On 11/10/2012 3:56 PM, Russell Standish wrote:
On Sat, Nov 10, 2012 at 03:27:47PM -0800, meekerdb wrote:
But the definition
[of rationality]

seems overly restrictive.  It's well known that
in competitive games the best strategy may random in some way.  So I
don't see how you can arbitrarily rule out random choices as
'irrational' when they are shown to be optimal by rational analysis.

Brent
Its not me doing the ruling out. Its the way the term is used in
philosophy and economics.

There are plenty of examples (such as the ones your refer to) where
making random choices is optimal (according to a given utility). But
here you have to go to meta-level to say its the choice to play
randomly that is rational, not the choices themselves being rational.

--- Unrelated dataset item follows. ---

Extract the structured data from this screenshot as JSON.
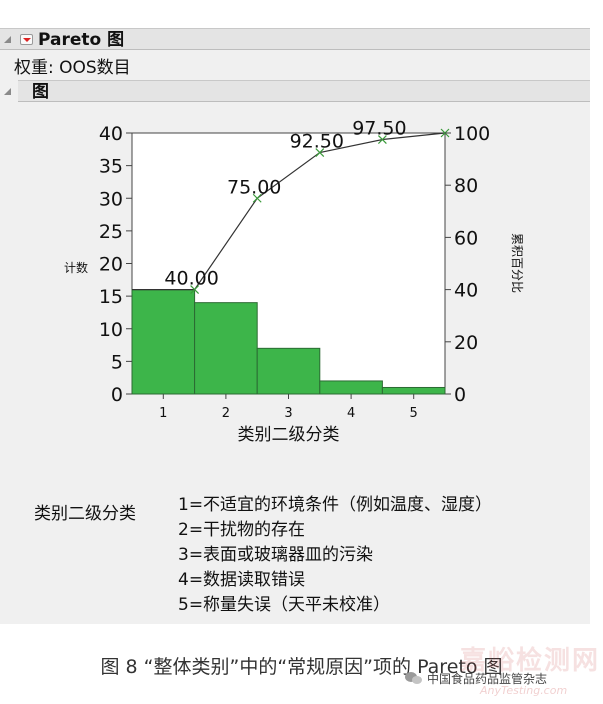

One can see there are situations where it is rational to be irrational. I
sent you a reference to a paper of mine describing just such a
sitation in the classic theory of the firm (``Emergent Effective
Collusion in an Economy of Perfectly Rational Competitors'').

A classic example where it is rational to be irrational is in chess
where sometimes one might sacifice a queen in order to gain a
competitive advantage.

But if it is rational to be irrational, is it possible to be rational any more?


No, but you're making a conundrum out of it. The point is that it's rational to be non-deterministic.